The city’s coroner’s office is to move to a new home near Derriford Hospital as part of a programme to improve the service and make it easier for grieving families.
The Coroner’s Service will be leaving the Crescent and moving to Building One at Derriford to new premises which will enable different parts of the service to come under one roof.
The Council has given the go-ahead to procure a refurbishment of the building which will include a Coroner’s Court, a retiring room for jurors, meeting and interview rooms, death registration and medical examiner offices, administration and a police office.

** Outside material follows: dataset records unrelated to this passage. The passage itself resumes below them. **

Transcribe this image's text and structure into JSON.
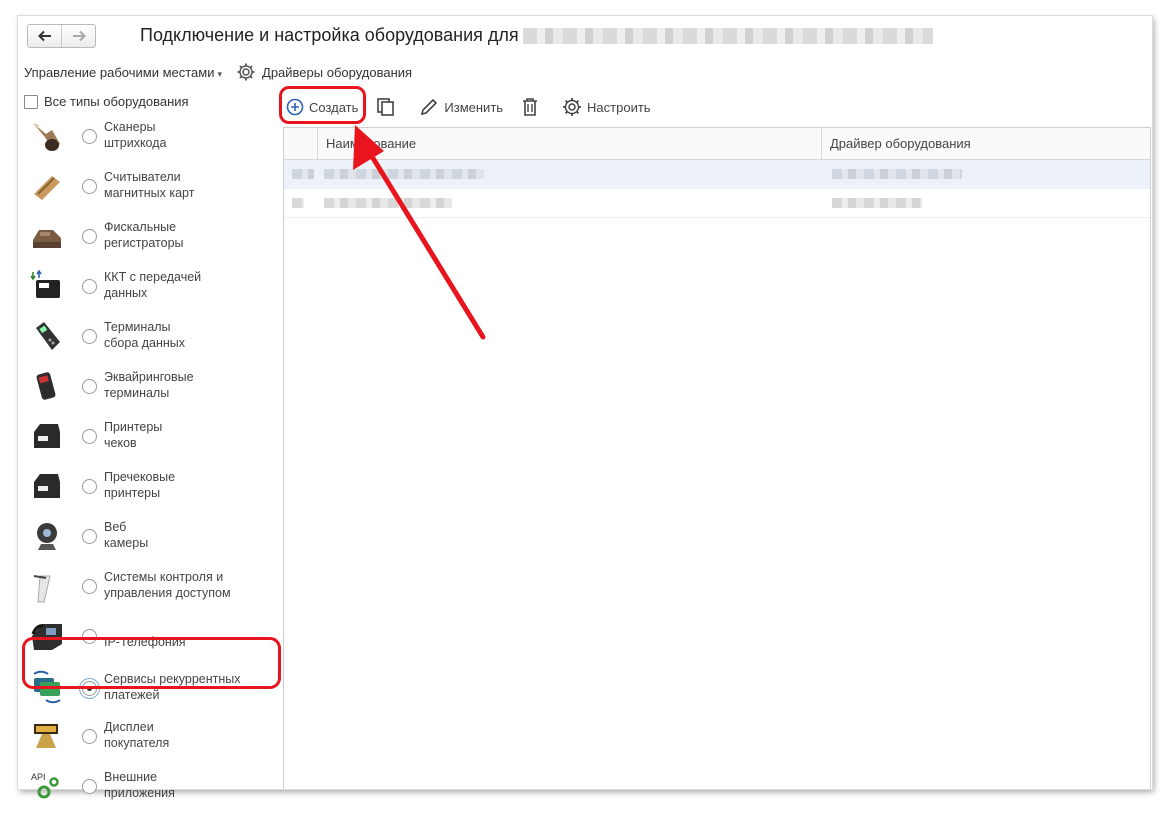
{
  "window": {
    "title": "Подключение и настройка оборудования для"
  },
  "nav": {
    "back_icon": "arrow-left-icon",
    "forward_icon": "arrow-right-icon"
  },
  "menu": {
    "workplaces_label": "Управление рабочими местами",
    "drivers_label": "Драйверы оборудования"
  },
  "left": {
    "all_types_label": "Все типы оборудования",
    "device_types": [
      {
        "label": "Сканеры\nштрихкода",
        "icon": "barcode-scanner-icon",
        "selected": false
      },
      {
        "label": "Считыватели\nмагнитных карт",
        "icon": "card-reader-icon",
        "selected": false
      },
      {
        "label": "Фискальные\nрегистраторы",
        "icon": "fiscal-register-icon",
        "selected": false
      },
      {
        "label": "ККТ с передачей\nданных",
        "icon": "online-cash-register-icon",
        "selected": false
      },
      {
        "label": "Терминалы\nсбора данных",
        "icon": "data-terminal-icon",
        "selected": false
      },
      {
        "label": "Эквайринговые\nтерминалы",
        "icon": "acquiring-terminal-icon",
        "selected": false
      },
      {
        "label": "Принтеры\nчеков",
        "icon": "receipt-printer-icon",
        "selected": false
      },
      {
        "label": "Пречековые\nпринтеры",
        "icon": "pre-receipt-printer-icon",
        "selected": false
      },
      {
        "label": "Веб\nкамеры",
        "icon": "webcam-icon",
        "selected": false
      },
      {
        "label": "Системы контроля и\nуправления доступом",
        "icon": "turnstile-icon",
        "selected": false
      },
      {
        "label": "IP-Телефония",
        "icon": "ip-phone-icon",
        "selected": false
      },
      {
        "label": "Сервисы рекуррентных\nплатежей",
        "icon": "recurring-payments-icon",
        "selected": true
      },
      {
        "label": "Дисплеи\nпокупателя",
        "icon": "customer-display-icon",
        "selected": false
      },
      {
        "label": "Внешние\nприложения",
        "icon": "api-gear-icon",
        "selected": false
      }
    ]
  },
  "toolbar": {
    "create_label": "Создать",
    "edit_label": "Изменить",
    "configure_label": "Настроить"
  },
  "table": {
    "columns": [
      "Наименование",
      "Драйвер оборудования"
    ]
  },
  "accent": {
    "annotation_red": "#e8141e",
    "selection_blue": "#edf2fa"
  }
}
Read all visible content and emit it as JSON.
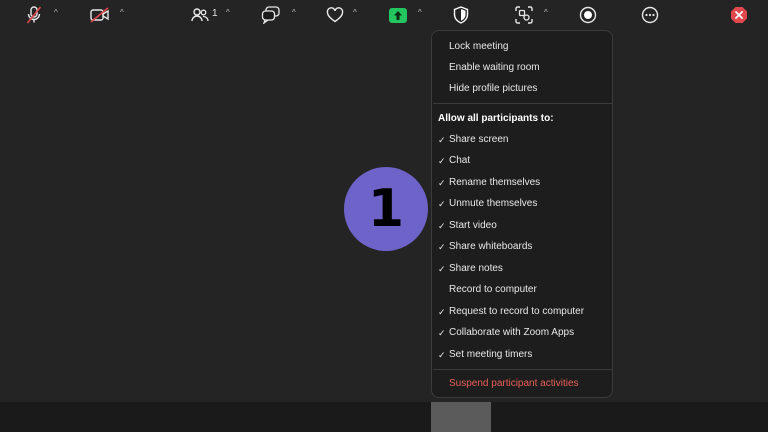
{
  "avatar": {
    "initial": "1",
    "color": "#6e63c9"
  },
  "security_menu": {
    "items_top": [
      {
        "label": "Lock meeting"
      },
      {
        "label": "Enable waiting room"
      },
      {
        "label": "Hide profile pictures"
      }
    ],
    "section_header": "Allow all participants to:",
    "permissions": [
      {
        "label": "Share screen",
        "checked": true
      },
      {
        "label": "Chat",
        "checked": true
      },
      {
        "label": "Rename themselves",
        "checked": true
      },
      {
        "label": "Unmute themselves",
        "checked": true
      },
      {
        "label": "Start video",
        "checked": true
      },
      {
        "label": "Share whiteboards",
        "checked": true
      },
      {
        "label": "Share notes",
        "checked": true
      },
      {
        "label": "Record to computer",
        "checked": false
      },
      {
        "label": "Request to record to computer",
        "checked": true
      },
      {
        "label": "Collaborate with Zoom Apps",
        "checked": true
      },
      {
        "label": "Set meeting timers",
        "checked": true
      }
    ],
    "suspend_label": "Suspend participant activities",
    "check_glyph": "✓"
  },
  "toolbar": {
    "participants_count": "1",
    "caret_glyph": "^",
    "icons": {
      "mic": "microphone-muted-icon",
      "video": "video-off-icon",
      "participants": "participants-icon",
      "chat": "chat-icon",
      "reactions": "heart-icon",
      "share": "share-screen-icon",
      "security": "shield-icon",
      "apps": "apps-icon",
      "record": "record-icon",
      "more": "more-icon",
      "end": "end-meeting-icon"
    },
    "colors": {
      "share_green": "#22c55e",
      "danger_red": "#e8615a",
      "muted_red": "#e0484d"
    }
  }
}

The move will help improve working practices, provide closer links with hospital and medical staff, create more private space for grieving families as well as reduce the need for hotels and facilities to be booked for large inquests.
Because the hospital is well served by public transport, the new offices will also be accessible by bus.
Cabinet member for Finance, Mark Lowry said: “People who use this service are often in the middle of a difficult and traumatic part of their life. We need to make sure this service runs as smoothly as possible and that the very strong links between NHS professionals, the police and the coroner are as close as they can be – for the sake of the people who use the service.”
The relocation is part of the Council’s Transformation Programme which looks at how the Council can be more efficient with its assets and services as well as better serve the public and anticipate future needs.
As part of the project, the Council has been in close discussions with colleagues in the hospital as well as the police, funeral directors as well as neighbouring authorities.
The project also takes into account recent jurisdiction changes made by the Ministry of Justice which has made Plymouth the lead authority in a new administration area covering Plymouth, Torbay and South Devon.
Under the new arrangements all Torbay and South Devon’s inquests will be set by Plymouth, considerably increasing the workload of the Coroner’s administrative team. Hearings will still take place in Torbay where there are deaths in the East of the jurisdiction.
Coroner Ian Arrow said: “I am very pleased this new facility is to be provided for the Coroner Service.”
He added that the Chief Coroner had indicated the number of jurisdictions should be reduced to proivde a sustainable service and moving different elements of death investigation and registration to one location provided a better service to the public.
The new offices will be accessible for people with disabilities will provide privacy and space for grieving families as well as more space to carry out larger inquests. It is also hoped to reduce the frustrations some families experience being made to visit a number of different offices.
The total project is presently valued at £308,000 which includes design fees, planning, building fixtures and fittings.